徒然草(下)

第166段 人間の、営み合へるわざを見るに、


 人間の、営み合へるわざを見るに、春の日に雪仏を作りて*、そのために金銀・珠玉の飾りを営み、堂を建てんとするに似たり。その構へを待ちて、よく安置してんや*。人の命ありと見るほども、下より消ゆること雪の如くなるうちに*、営み待つこと甚だ多し*

春の日に雪仏を作りて:人間の営みをよくよく見れば、すぐにも融けてしまうのも知らないで 春の一日、雪の仏像を作っているようなものだ。

その構へを待ちて、よく安置してんや:雪像を安置するお堂の完成を待って、それを安置しようというのだが、そんなことが出来るのだろうか。

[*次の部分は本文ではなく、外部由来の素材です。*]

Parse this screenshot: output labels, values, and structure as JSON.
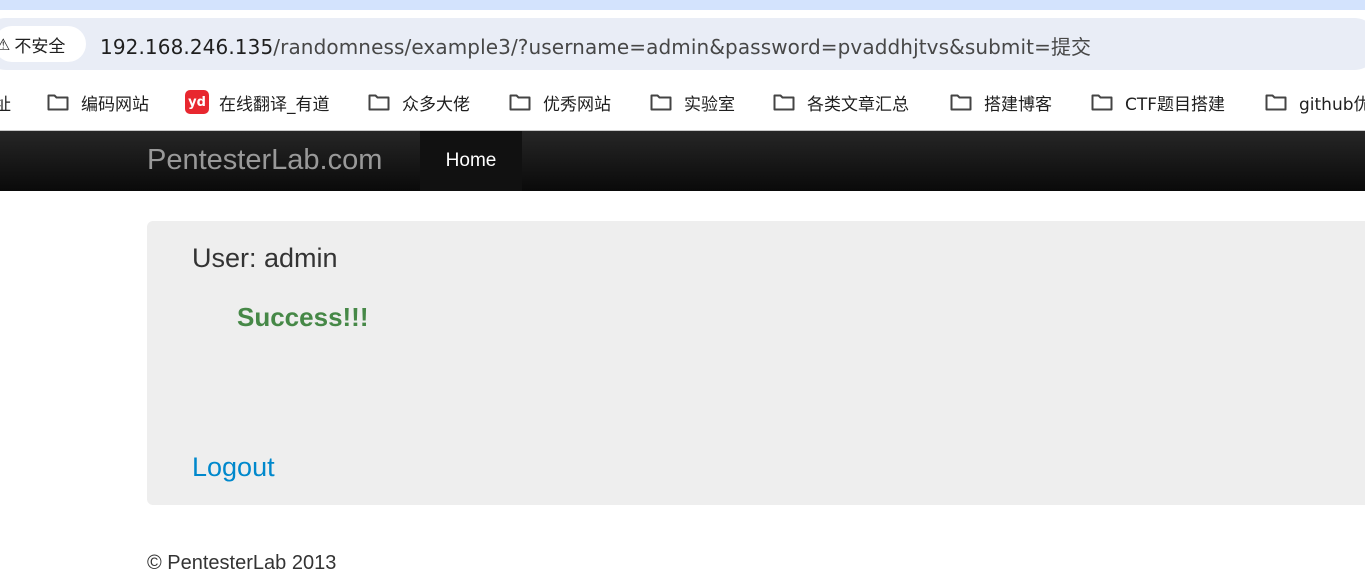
{
  "browser": {
    "security_label": "不安全",
    "url_host": "192.168.246.135",
    "url_path": "/randomness/example3/?username=admin&password=pvaddhjtvs&submit=提交"
  },
  "bookmarks": {
    "partial_first": "址",
    "items": [
      {
        "label": "编码网站",
        "icon": "folder-icon"
      },
      {
        "label": "在线翻译_有道",
        "icon": "youdao-icon",
        "icon_text": "yd"
      },
      {
        "label": "众多大佬",
        "icon": "folder-icon"
      },
      {
        "label": "优秀网站",
        "icon": "folder-icon"
      },
      {
        "label": "实验室",
        "icon": "folder-icon"
      },
      {
        "label": "各类文章汇总",
        "icon": "folder-icon"
      },
      {
        "label": "搭建博客",
        "icon": "folder-icon"
      },
      {
        "label": "CTF题目搭建",
        "icon": "folder-icon"
      },
      {
        "label": "github优",
        "icon": "folder-icon"
      }
    ]
  },
  "navbar": {
    "brand": "PentesterLab.com",
    "home": "Home"
  },
  "hero": {
    "user_line": "User: admin",
    "success": "Success!!!",
    "logout": "Logout"
  },
  "footer": {
    "text": "© PentesterLab 2013"
  },
  "colors": {
    "navbar_bg": "#1b1b1b",
    "hero_bg": "#eeeeee",
    "success": "#468847",
    "link": "#0088cc",
    "youdao": "#e8272f"
  }
}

人の命ありと見るほども、下より消ゆること雪の如くなるうちに:はかない命のある間ですら、雪像 と同じで、下の方から融けて、死に近づいているいるというのにだ。

営み待つこと甚だ多し:そんな間にも、期待しながらあくせくと働き生きている


 「春の日に雪像」のたとえは良い譬だ。


 にんげんの、いとなみあえるわざをみるに、はるのひにゆきぼとけをつくりて、そのためにきんぎん・しゅぎょくのかざりをいとなみ、どうをたてんとするににたり。その かまえへをまちて、よくあんぢしてんや。ひとのいのちありとみるほども、したよりきゆることゆきのごとくなるうちに、いとなみまつことはなはだおおし。